Thursday, April 20, 2006

Paradise Planet

So there have been rolling black outs in Texas and a scary new outbreak of the mumps in Iowa that has spread to half a dozen states in the Midwest. Just when I was trying to visualize how dismal things are going to be by the time, say, Super Adorable Kid is heading into her senior year of high school, what with rising energy prices and the imminent threat of a senseless nuclear strike on some of the richest oil fields in the world, we have a few more data points to factor in.

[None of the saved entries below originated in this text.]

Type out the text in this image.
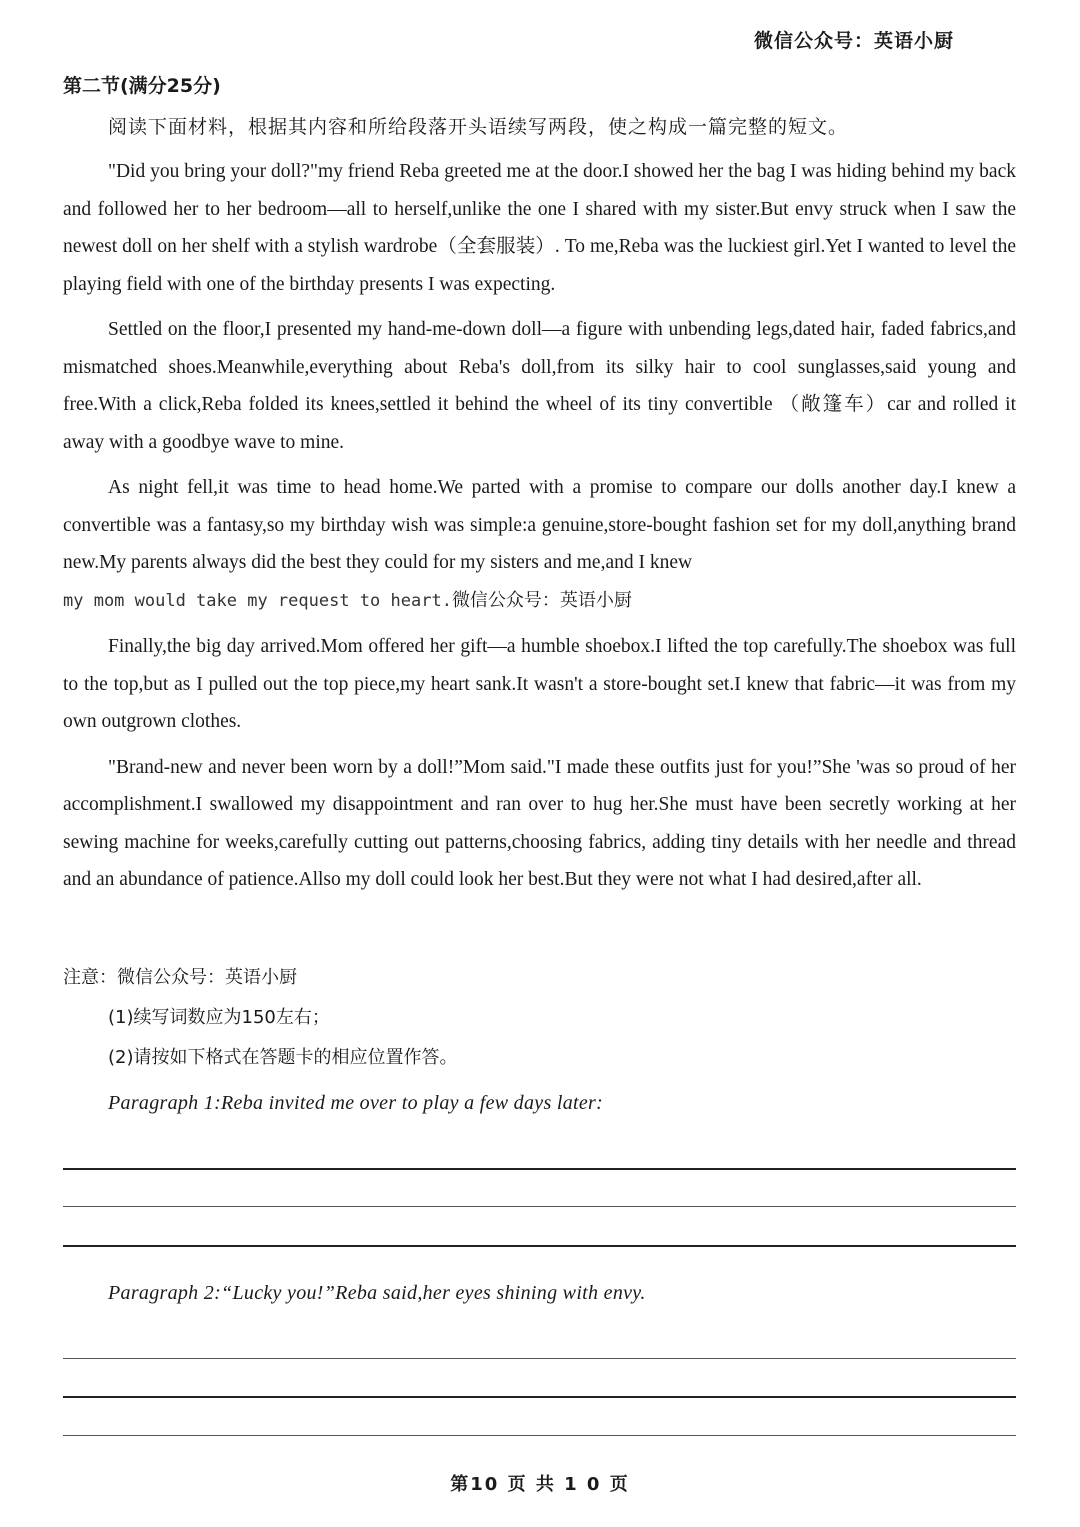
微信公众号：英语小厨
第二节(满分25分)
阅读下面材料，根据其内容和所给段落开头语续写两段，使之构成一篇完整的短文。

"Did you bring your doll?"my friend Reba greeted me at the door.I showed her the bag I was hiding behind my back and followed her to her bedroom—all to herself,unlike the one I shared with my sister.But envy struck when I saw the newest doll on her shelf with a stylish wardrobe（全套服装）. To me,Reba was the luckiest girl.Yet I wanted to level the playing field with one of the birthday presents I was expecting.

Settled on the floor,I presented my hand-me-down doll—a figure with unbending legs,dated hair, faded fabrics,and mismatched shoes.Meanwhile,everything about Reba's doll,from its silky hair to cool sunglasses,said young and free.With a click,Reba folded its knees,settled it behind the wheel of its tiny convertible （敞篷车）car and rolled it away with a goodbye wave to mine.

As night fell,it was time to head home.We parted with a promise to compare our dolls another day.I knew a convertible was a fantasy,so my birthday wish was simple:a genuine,store-bought fashion set for my doll,anything brand new.My parents always did the best they could for my sisters and me,and I knew
my mom would take my request to heart.微信公众号：英语小厨

Finally,the big day arrived.Mom offered her gift—a humble shoebox.I lifted the top carefully.The shoebox was full to the top,but as I pulled out the top piece,my heart sank.It wasn't a store-bought set.I knew that fabric—it was from my own outgrown clothes.

"Brand-new and never been worn by a doll!”Mom said."I made these outfits just for you!”She 'was so proud of her accomplishment.I swallowed my disappointment and ran over to hug her.She must have been secretly working at her sewing machine for weeks,carefully cutting out patterns,choosing fabrics, adding tiny details with her needle and thread and an abundance of patience.Allso my doll could look her best.But they were not what I had desired,after all.

注意：微信公众号：英语小厨
(1)续写词数应为150左右；
(2)请按如下格式在答题卡的相应位置作答。
Paragraph 1:Reba invited me over to play a few days later:
Paragraph 2:“Lucky you!”Reba said,her eyes shining with envy.
第10 页 共 1 0 页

I'd already been assuming that gasoline, a decade or more in the future, may well have become a luxury for the rich, who are a rapidly dwindling proportional slice of the general population, anyway. By 2018 it seemed likely to me that only one household in 5,000 might be able to afford to put gas in a privately owned vehicle; the rest of us will be crammed into increasingly rickety, dangerous, antiquated, and unreliable forms of mass transit -- mostly buses, since no government or private entity seems to want to actually pony up the jack for a modern light rail system anywhere. Nine out of ten gas stations will be the equivalent of vacant lots with cracked asphalt paving; the tenth will be a brightly lit, barricaded warehouse-fortress with armed guards manning the entrances and standing next to every pump.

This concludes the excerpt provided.